DAZ: Wo werden die Daten gespeichert und wie erfolgt der Zugriff?

Burggasser: Die Daten werden über die Apotheken in der pharmazeutischen Gehaltskasse, unserem sozialen Verrechnungsinstitut, abgespeichert. Arzt und Apotheker können darauf zugreifen, wenn sie der Patient dazu ermächtigt. Dies geschieht über die eCard des Patienten, die als Schlüsselkarte funktioniert.

DAZ: Läuft das System schon bundesweit in Österreich?

Burggasser: Nein, wir sind gerade im Aufbau. Vom Ministerium wurde Geld für das e-Medikationssystem zur Verfügung gestellt.

DAZ: Herr Burggasser, vor dem Hintergrund der europäischen Entwicklungen: Wo hat in Zukunft die Apotheke in Österreich ihren Platz? Wo soll es hingehen? Ihre Vision, bitte.

Burggasser: Ich glaube, dass die Apotheke in der Begleitung der Behandlung eine größere Bedeutung erlangen wird. Das Fachwissen der Apotheker sollte für den Bereich der Therapie stärker genutzt werden. Die Ärzte sollten sich bei der Auswahl der Arzneimittel mehr mit den Apothekern beraten. Es wäre gut, wenn die Zusammenarbeit zwischen Arzt und Apotheker verstärkt würde. Als Herausforderung für die Zukunft sehe ich: Wie kann man das Wissen der Apotheker stärker für das Gesundheitswesen nutzen.

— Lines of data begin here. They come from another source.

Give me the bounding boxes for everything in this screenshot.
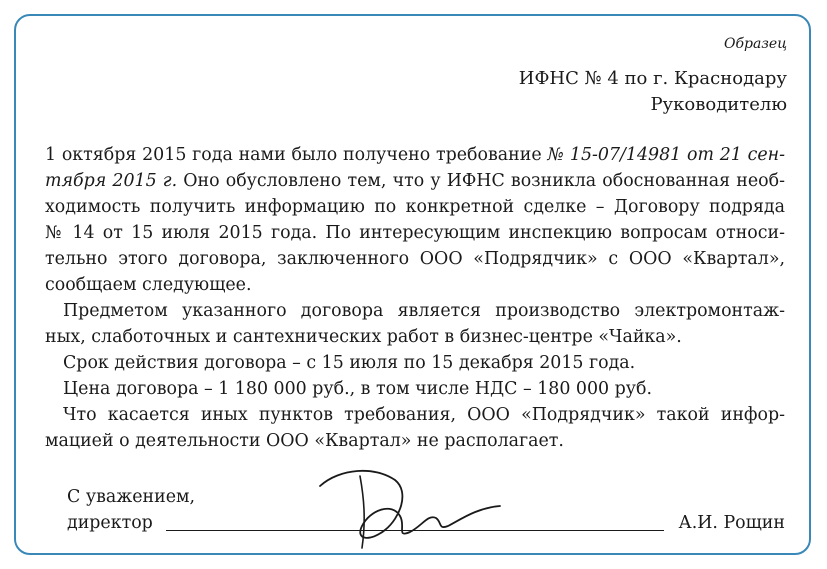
signatory-role: директор bbox=[67, 513, 153, 533]
sample-label: Образец bbox=[723, 36, 787, 52]
closing-text: С уважением, bbox=[67, 487, 196, 507]
paragraph-1-line-6: сообщаем следующее. bbox=[45, 275, 252, 295]
body-text: 1 октября 2015 года нами было получено требование bbox=[45, 145, 548, 165]
recipient-line-1: ИФНС № 4 по г. Краснодару bbox=[518, 68, 787, 89]
paragraph-5-line-2: мацией о деятельности ООО «Квартал» не располагает. bbox=[45, 431, 564, 451]
paragraph-1-line-4: № 14 от 15 июля 2015 года. По интересующим инспекцию вопросам относи- bbox=[45, 223, 785, 243]
paragraph-5-line-1: Что касается иных пунктов требования, ООО «Подрядчик» такой инфор- bbox=[63, 405, 785, 425]
paragraph-1-line-2 bbox=[45, 168, 785, 194]
paragraph-3: Срок действия договора – с 15 июля по 15 декабря 2015 года. bbox=[63, 353, 636, 373]
signatory-name: А.И. Рощин bbox=[678, 513, 785, 533]
paragraph-1-line-3: ходимость получить информацию по конкретной сделке – Договору подряда bbox=[45, 197, 785, 217]
paragraph-1-line-5: тельно этого договора, заключенного ООО «Подрядчик» с ООО «Квартал», bbox=[45, 249, 785, 269]
requirement-date: тября 2015 г. bbox=[45, 171, 178, 191]
requirement-number: № 15-07/14981 от 21 сен- bbox=[547, 145, 785, 165]
recipient-line-2: Руководителю bbox=[650, 94, 787, 115]
body-text: Оно обусловлено тем, что у ИФНС возникла обоснованная необ- bbox=[177, 171, 785, 191]
paragraph-2-line-1: Предметом указанного договора является производство электромонтаж- bbox=[63, 301, 785, 321]
recipient-block bbox=[519, 66, 787, 118]
letter-body bbox=[45, 142, 785, 454]
paragraph-4: Цена договора – 1 180 000 руб., в том числе НДС – 180 000 руб. bbox=[63, 379, 652, 399]
paragraph-2-line-2: ных, слаботочных и сантехнических работ в бизнес-центре «Чайка». bbox=[45, 327, 682, 347]
paragraph-1-line-1 bbox=[45, 142, 785, 168]
handwritten-signature bbox=[300, 458, 540, 558]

DAZ: Herr Burggasser, vielen Dank für das Gespräch!

Apothekenwesen in Österreich (Stand 2007)

1233 öffentliche Apotheken (eine öffentliche Apotheke versorgt 6739 Einwohner)
18 Filialapotheken (eine öffentliche Apotheke darf maximal 1 Filiale betreiben)
46 Krankenhausapotheken
962 ärztliche Hausapotheken
4991 Apothekerinnen und Apotheker üben in Österreich ihren Beruf aus (der Frauenanteil liegt bei 78%).Dies bedeutet 1666 Einwohner pro Apotheker.
5230 pharmazeutisch-kaufmännische Assistentinnen
3545 sonstige Beschäftigte.
Insgesamt waren 2007 13.766 Personen in Österreichs Apotheken beschäftigt; der Frauenanteil liegt damit in Österreichs Apotheken bei 90%.